The British onslaught at Laoshan Velodrome in the past week — seven gold medals from 10 cycling events — has caused not so much a ripple of concern at Australian Olympic Committee headquarters as a tsunami.

The extraordinary haul has vaulted the British into third place on the medal table with 16 gold — and the likelihood of more to come in track and field — while Australia sits in equal fourth place on 11 gold, and only dim prospects of adding to that tally.

Pre-meet AOC predictions of 44 medals are now beginning to look seriously overblown. The Australian team was becalmed for most of day 11 yesterday. There were no lilting strains of Advance Australia Fair, just the growing reality that we were heading for our worst Olympic medal tally since the Barcelona Games in 1992.

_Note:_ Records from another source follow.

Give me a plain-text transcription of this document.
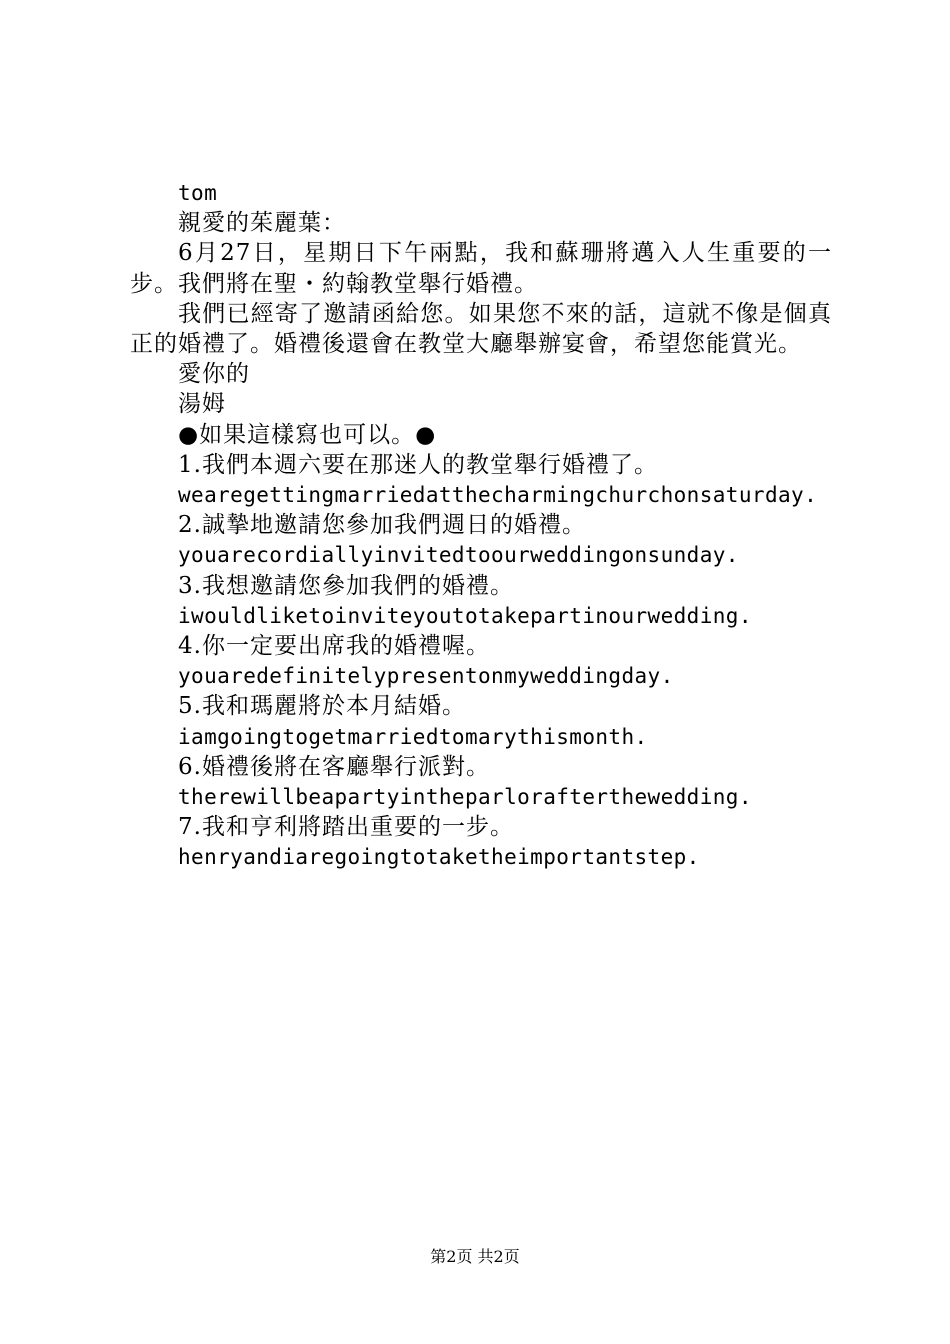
tom

親愛的茱麗葉：

6月27日，星期日下午兩點，我和蘇珊將邁入人生重要的一步。我們將在聖・約翰教堂舉行婚禮。

我們已經寄了邀請函給您。如果您不來的話，這就不像是個真正的婚禮了。婚禮後還會在教堂大廳舉辦宴會，希望您能賞光。

愛你的

湯姆

●如果這樣寫也可以。●

1.我們本週六要在那迷人的教堂舉行婚禮了。

wearegettingmarriedatthecharmingchurchonsaturday.

2.誠摯地邀請您參加我們週日的婚禮。

youarecordiallyinvitedtoourweddingonsunday.

3.我想邀請您參加我們的婚禮。

iwouldliketoinviteyoutotakepartinourwedding.

4.你一定要出席我的婚禮喔。

youaredefinitelypresentonmyweddingday.

5.我和瑪麗將於本月結婚。

iamgoingtogetmarriedtomarythismonth.

6.婚禮後將在客廳舉行派對。

therewillbeapartyintheparlorafterthewedding.

7.我和亨利將踏出重要的一步。

henryandiaregoingtotaketheimportantstep.

第2页 共2页
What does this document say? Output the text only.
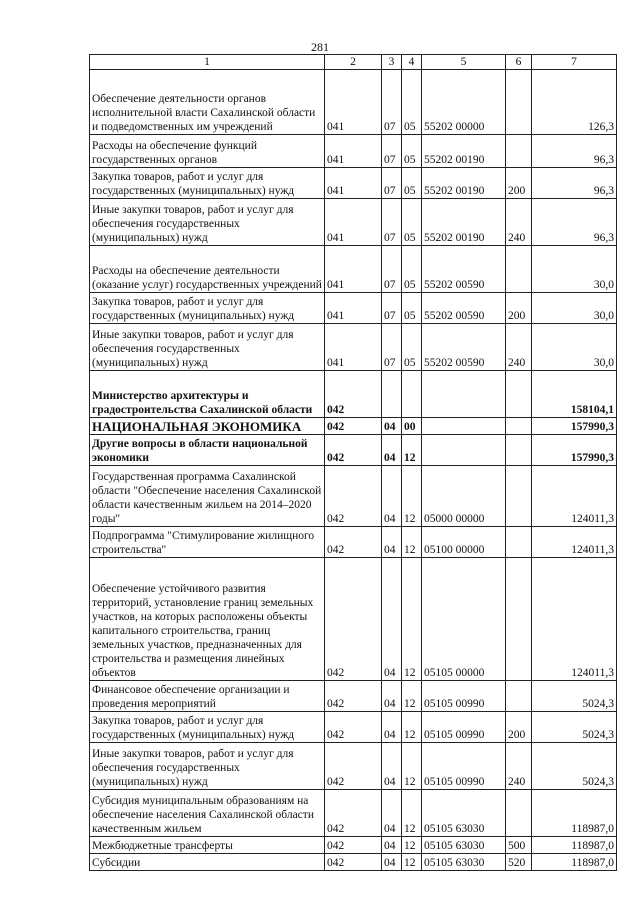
281
1	2	3	4	5	6	7
Обеспечение деятельности органов исполнительной власти Сахалинской области и подведомственных им учреждений	041	07	05	55202 00000		126,3
Расходы на обеспечение функций государственных органов	041	07	05	55202 00190		96,3
Закупка товаров, работ и услуг для государственных (муниципальных) нужд	041	07	05	55202 00190	200	96,3
Иные закупки товаров, работ и услуг для обеспечения государственных (муниципальных) нужд	041	07	05	55202 00190	240	96,3
Расходы на обеспечение деятельности (оказание услуг) государственных учреждений	041	07	05	55202 00590		30,0
Закупка товаров, работ и услуг для государственных (муниципальных) нужд	041	07	05	55202 00590	200	30,0
Иные закупки товаров, работ и услуг для обеспечения государственных (муниципальных) нужд	041	07	05	55202 00590	240	30,0
Министерство архитектуры и градостроительства Сахалинской области	042					158104,1
НАЦИОНАЛЬНАЯ ЭКОНОМИКА	042	04	00			157990,3
Другие вопросы в области национальной экономики	042	04	12			157990,3
Государственная программа Сахалинской области "Обеспечение населения Сахалинской области качественным жильем на 2014–2020 годы"	042	04	12	05000 00000		124011,3
Подпрограмма "Стимулирование жилищного строительства"	042	04	12	05100 00000		124011,3
Обеспечение устойчивого развития территорий, установление границ земельных участков, на которых расположены объекты капитального строительства, границ земельных участков, предназначенных для строительства и размещения линейных объектов	042	04	12	05105 00000		124011,3
Финансовое обеспечение организации и проведения мероприятий	042	04	12	05105 00990		5024,3
Закупка товаров, работ и услуг для государственных (муниципальных) нужд	042	04	12	05105 00990	200	5024,3
Иные закупки товаров, работ и услуг для обеспечения государственных (муниципальных) нужд	042	04	12	05105 00990	240	5024,3
Субсидия муниципальным образованиям на обеспечение населения Сахалинской области качественным жильем	042	04	12	05105 63030		118987,0
Межбюджетные трансферты	042	04	12	05105 63030	500	118987,0
Субсидии	042	04	12	05105 63030	520	118987,0
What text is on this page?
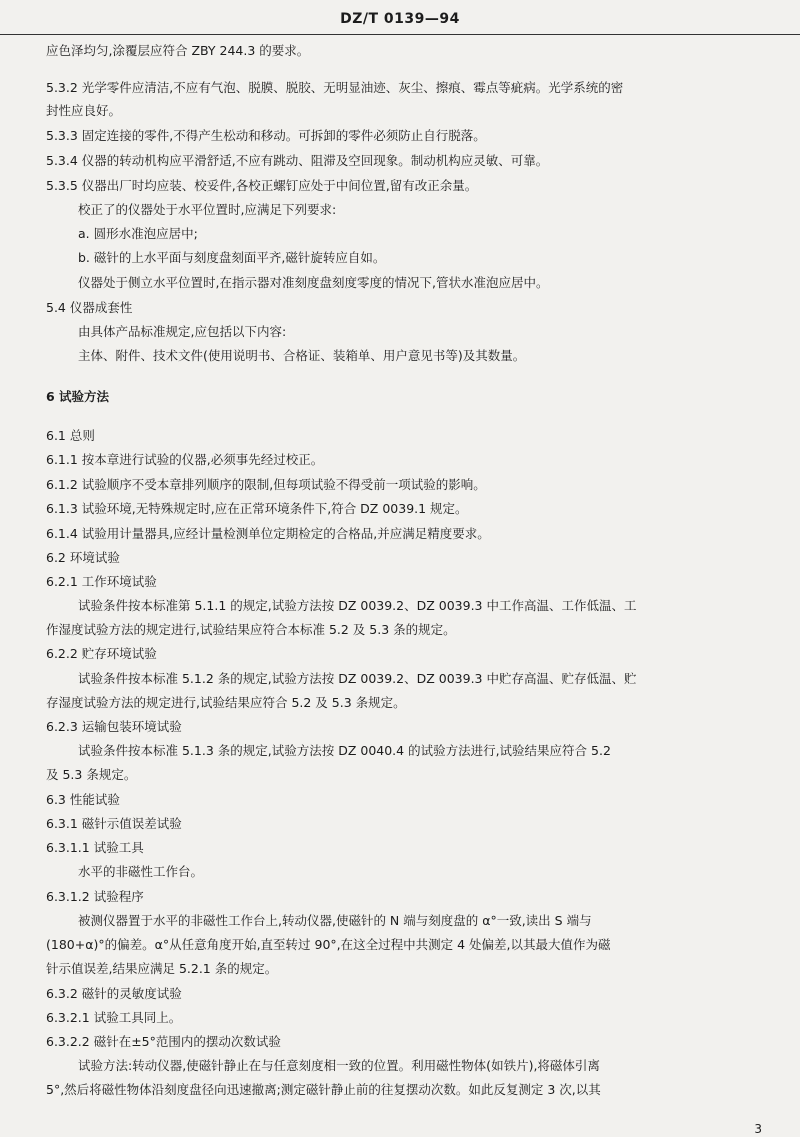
DZ/T 0139—94
应色泽均匀,涂覆层应符合 ZBY 244.3 的要求。
5.3.2 光学零件应清洁,不应有气泡、脱膜、脱胶、无明显油迹、灰尘、擦痕、霉点等疵病。光学系统的密
封性应良好。
5.3.3 固定连接的零件,不得产生松动和移动。可拆卸的零件必须防止自行脱落。
5.3.4 仪器的转动机构应平滑舒适,不应有跳动、阻滞及空回现象。制动机构应灵敏、可靠。
5.3.5 仪器出厂时均应装、校妥件,各校正螺钉应处于中间位置,留有改正余量。
校正了的仪器处于水平位置时,应满足下列要求:
a. 圆形水准泡应居中;
b. 磁针的上水平面与刻度盘刻面平齐,磁针旋转应自如。
仪器处于侧立水平位置时,在指示器对准刻度盘刻度零度的情况下,管状水准泡应居中。
5.4 仪器成套性
由具体产品标准规定,应包括以下内容:
主体、附件、技术文件(使用说明书、合格证、装箱单、用户意见书等)及其数量。
6 试验方法
6.1 总则
6.1.1 按本章进行试验的仪器,必须事先经过校正。
6.1.2 试验顺序不受本章排列顺序的限制,但每项试验不得受前一项试验的影响。
6.1.3 试验环境,无特殊规定时,应在正常环境条件下,符合 DZ 0039.1 规定。
6.1.4 试验用计量器具,应经计量检测单位定期检定的合格品,并应满足精度要求。
6.2 环境试验
6.2.1 工作环境试验
试验条件按本标准第 5.1.1 的规定,试验方法按 DZ 0039.2、DZ 0039.3 中工作高温、工作低温、工
作湿度试验方法的规定进行,试验结果应符合本标准 5.2 及 5.3 条的规定。
6.2.2 贮存环境试验
试验条件按本标准 5.1.2 条的规定,试验方法按 DZ 0039.2、DZ 0039.3 中贮存高温、贮存低温、贮
存湿度试验方法的规定进行,试验结果应符合 5.2 及 5.3 条规定。
6.2.3 运输包装环境试验
试验条件按本标准 5.1.3 条的规定,试验方法按 DZ 0040.4 的试验方法进行,试验结果应符合 5.2
及 5.3 条规定。
6.3 性能试验
6.3.1 磁针示值误差试验
6.3.1.1 试验工具
水平的非磁性工作台。
6.3.1.2 试验程序
被测仪器置于水平的非磁性工作台上,转动仪器,使磁针的 N 端与刻度盘的 α°一致,读出 S 端与
(180+α)°的偏差。α°从任意角度开始,直至转过 90°,在这全过程中共测定 4 处偏差,以其最大值作为磁
针示值误差,结果应满足 5.2.1 条的规定。
6.3.2 磁针的灵敏度试验
6.3.2.1 试验工具同上。
6.3.2.2 磁针在±5°范围内的摆动次数试验
试验方法:转动仪器,使磁针静止在与任意刻度相一致的位置。利用磁性物体(如铁片),将磁体引离
5°,然后将磁性物体沿刻度盘径向迅速撤离;测定磁针静止前的往复摆动次数。如此反复测定 3 次,以其
3
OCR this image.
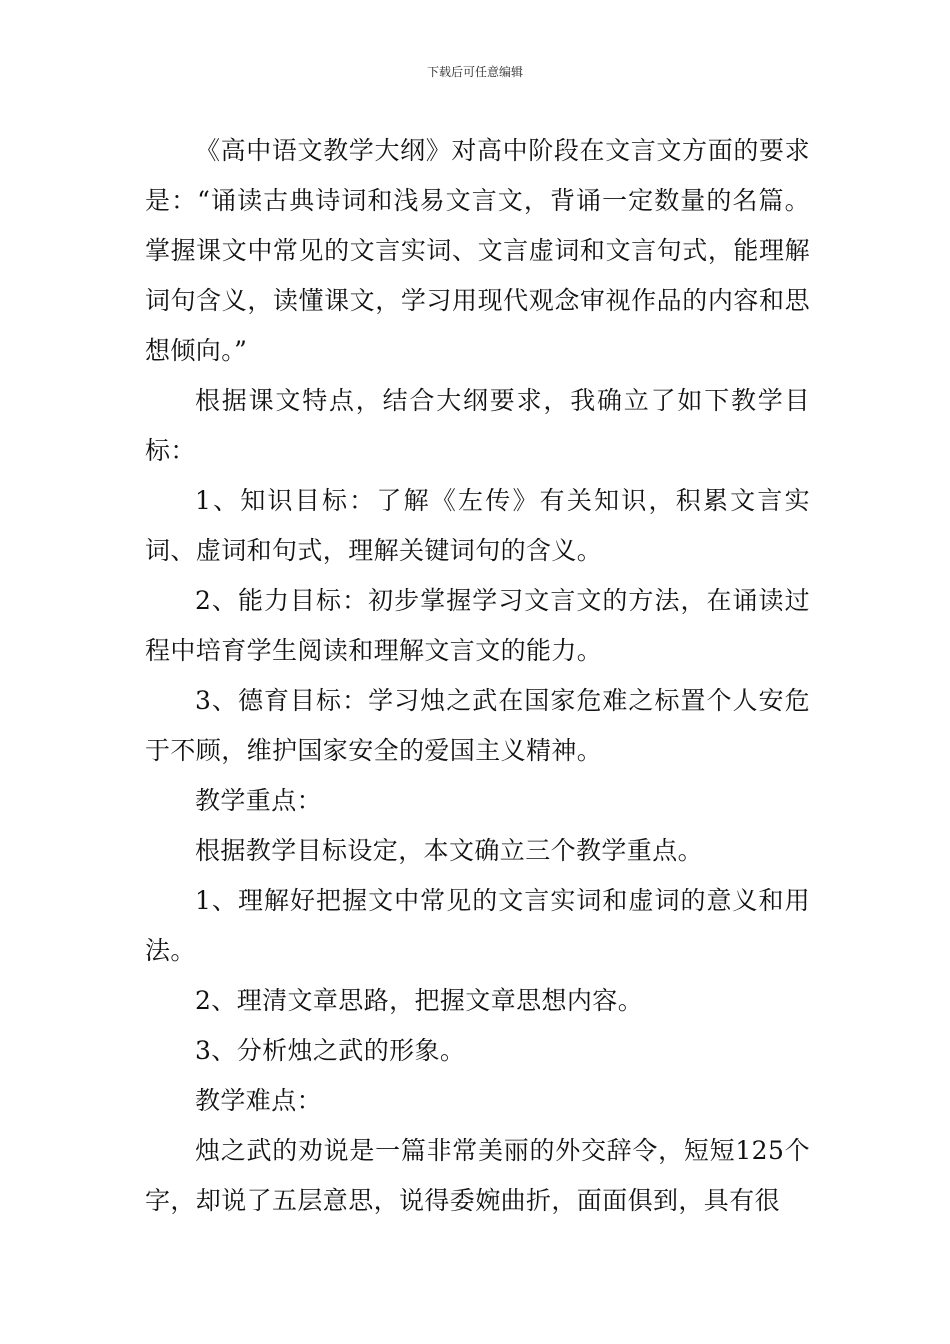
下载后可任意编辑

《高中语文教学大纲》对高中阶段在文言文方面的要求是：“诵读古典诗词和浅易文言文，背诵一定数量的名篇。掌握课文中常见的文言实词、文言虚词和文言句式，能理解词句含义，读懂课文，学习用现代观念审视作品的内容和思想倾向。”

根据课文特点，结合大纲要求，我确立了如下教学目标：

1、知识目标：了解《左传》有关知识，积累文言实词、虚词和句式，理解关键词句的含义。

2、能力目标：初步掌握学习文言文的方法，在诵读过程中培育学生阅读和理解文言文的能力。

3、德育目标：学习烛之武在国家危难之标置个人安危于不顾，维护国家安全的爱国主义精神。

教学重点：

根据教学目标设定，本文确立三个教学重点。

1、理解好把握文中常见的文言实词和虚词的意义和用法。

2、理清文章思路，把握文章思想内容。

3、分析烛之武的形象。

教学难点：

烛之武的劝说是一篇非常美丽的外交辞令，短短125个字，却说了五层意思，说得委婉曲折，面面俱到，具有很
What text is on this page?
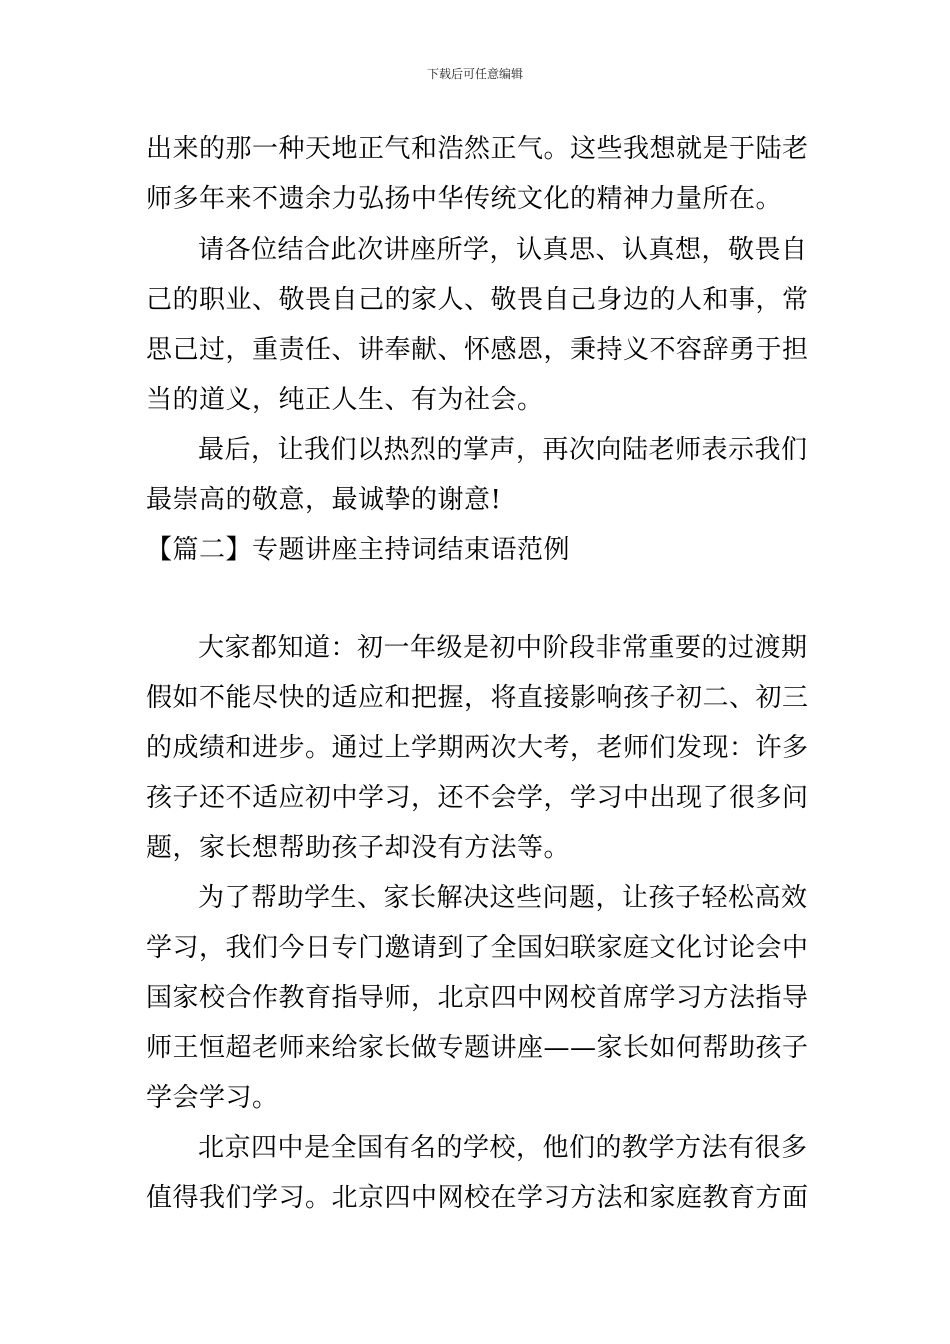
下载后可任意编辑
出来的那一种天地正气和浩然正气。这些我想就是于陆老
师多年来不遗余力弘扬中华传统文化的精神力量所在。
请各位结合此次讲座所学，认真思、认真想，敬畏自
己的职业、敬畏自己的家人、敬畏自己身边的人和事，常
思己过，重责任、讲奉献、怀感恩，秉持义不容辞勇于担
当的道义，纯正人生、有为社会。
最后，让我们以热烈的掌声，再次向陆老师表示我们
最崇高的敬意，最诚挚的谢意!
【篇二】专题讲座主持词结束语范例
大家都知道：初一年级是初中阶段非常重要的过渡期
假如不能尽快的适应和把握，将直接影响孩子初二、初三
的成绩和进步。通过上学期两次大考，老师们发现：许多
孩子还不适应初中学习，还不会学，学习中出现了很多问
题，家长想帮助孩子却没有方法等。
为了帮助学生、家长解决这些问题，让孩子轻松高效
学习，我们今日专门邀请到了全国妇联家庭文化讨论会中
国家校合作教育指导师，北京四中网校首席学习方法指导
师王恒超老师来给家长做专题讲座——家长如何帮助孩子
学会学习。
北京四中是全国有名的学校，他们的教学方法有很多
值得我们学习。北京四中网校在学习方法和家庭教育方面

So the scene has been set for London 2012, with Britain in the ascendancy and brimming with confidence, and the usually cocky Australians looking slightly deflated and down-in-the-mouth. The pooh-bahs at the AOC don’t like what they’re seeing.

As a result, the bleating has begun for more funding. First, AOC chief John Coates got in with his four-yearly appeal for greater government help. The baton was picked up this week by head swimming coach Alan Thompson who ramped up the campaign with an emotive plea. “We are on the verge of a crisis in Australian sport if we don’t get any help,” he said.

Every four years, we get a vicarious thrill when a Stephanie Rice wins gold in the pool or a Sally McLellan takes out an unexpected silver on the track. And we all sneak a peek at the medal table during Games fortnight and take special pride in Australia’s ability to mix it with the heavy-hitters. But the feeling is only fleeting, and it is only every four years. And then we get on with our lives.

I wonder, if the issue was put to a national poll, whether Australians would prefer to have a greater proportion of their taxes directed towards the Australian Institute of Sport and the possibility of winning perhaps 10 more medals in London or towards addressing more pressing social concerns, such as health and education and welfare. Besides, blaming a lack of funding for below-par performances is too easy and too convenient. “We didn’t win gold because we weren’t given enough financial help from the government’”. Or “Britain did better because they got more money”. That’s a cop-out, as any athlete from the poorer African nations will tell you.

You can’t just pour money into one end of the great Olympic training machine and, four years later, wait at the other end and expect a swag of gold medals to be spat out. Sport doesn’t work like that, or it shouldn’t. What about hard work, dedication and talent, the usual staples of Olympic success? Percy Cerutty famously took Herb Elliott to the Portsea back beach for training before he won his 1500m gold medal at Rome in 1960. Elliott would sprint up the sand dunes until he dropped. “Faster,” said Cerutty, “it’s only pain.”

Sally McLellan’s mother, Anne, was forced to work two jobs to fund her daughter’s career, and her own trip to Beijing. They’re often the sort of sacrifices that have to be made to produce an Olympic medallist.

The Australian Sports Commission is the body that distributes government money to sport. Its budget of about $250 million a year is divided among 68 sports, including 28 Olympic sports. Those Olympic sports received more than $63 million last financial year, with $60 million channelled into preparing athletes for Beijing.

Sports Minister Kate Ellis will now find herself in an invidious position. She will be relentlessly pressured and lobbied for more funding by Coates, Thompson and every other Olympic coach. At the same time, she will have to try to convince Cabinet that more Olympic medals are really a priority as the economy toys with the idea of dipping into recession.